Author: Stef van den Elzen
TensorFlow is an open source software library for numerical computation using data flow graphs. This project is originally developed by the Google Brain team and recently made open source. Enough reason to experiment with this.
Due to the flexible architecture we can use this not only for deep learning but also for generic computational tasks that can be employed on multiple CPU/GPUs and platforms. By combining the computational tasks with SynerScope’s visual frontend that also allows for interactive exploration we have a powerful scalable data sense-making solution. Let’s see how we can do this.
Often when we load a dataset for exploration we do not know exactly what we are looking for in the data. Visualization helps with this by enabling people to look at the data. Interaction gives them techniques to navigate through the data. One of these techniques is selection. Selection, combined with our multiple-coordinated view setup, provides users with a rich context and multiple perspectives on the items they are interested in.
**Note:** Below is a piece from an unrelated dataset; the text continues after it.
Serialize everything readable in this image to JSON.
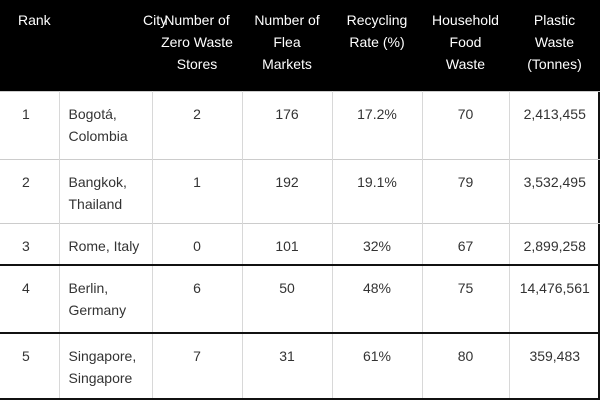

One of the insights we are looking for when we make a selection is
“which attribute separates this selection best from the non-selection”.
Or in other words what attribute has specific values for the selection that are clearly different from the values of the non-selection. We can of course see this visually in a scatterplot or histogram for example, but if we have thousands of attributes then this quickly becomes cumbersome to check each attribute manually. We would like to have a ranking of the attributes. We can do this by computing the information gain or gain ratio. This seems like a good opportunity to test out TensorFlow.
We implemented the computation of the gain ratio in Python/TensorFlow and discuss the different parts below. The full source code is available at the bottom as an iPython notebook file. First we load the needed modules and define different functions to compute the entropy, information gain, and, gain ratio. Next we define some helper functions for example to sort a matrix for one column, to find splitpoints and to count the number of selected items versus non-selected. Then we read the data and compute for each attribute the gain ratio and the according splitpoint.
Now let’s apply this to a dataset. We take a publicly available dataset about car properties and load these into SynerScope. This dataset contains properties such as the weight of the car, the mpg usage, number of cylinders, horsepower, origin etc. Now we wonder what separates the American cars from the European and Japanese cars. From the histogram in SynerScope Marcato we select the American cars and the gain ratio computation.
We see that displacement and mpg are the most differentiation factors for American cars. We can verify this by plotting these on a scatterplot. See figure below, the orange dots are the American cars.
We could also take the cars from 1980 and thereafter and see what separates them most from the other cars. Here we see that besides year, the miles per gallon usage and cylinders are the most differentiating factors. Again we see this in the scatterplot.
Cars produced after 1980
As the key focus of TensorFlow is on deep learning and neural networks, it can sometimes require some creativity to handle more generic computation, such as the information gain metric we used as an example. By using a hybrid approach where data is moved between TensorFlow structures and numpy arrays, we were able to make a performant implementation. We are anxiously monitoring further developments, as it is a fast-moving platform, and we hope that some features that currently only exist on the numpy side, such as argsort, will be available in due time.
For now, the hybrid combination works well enough, and using TensorFlow for the computation and SynerScope Marcato for the visual exploration gives us a much faster route to understanding our data and discovering new patterns.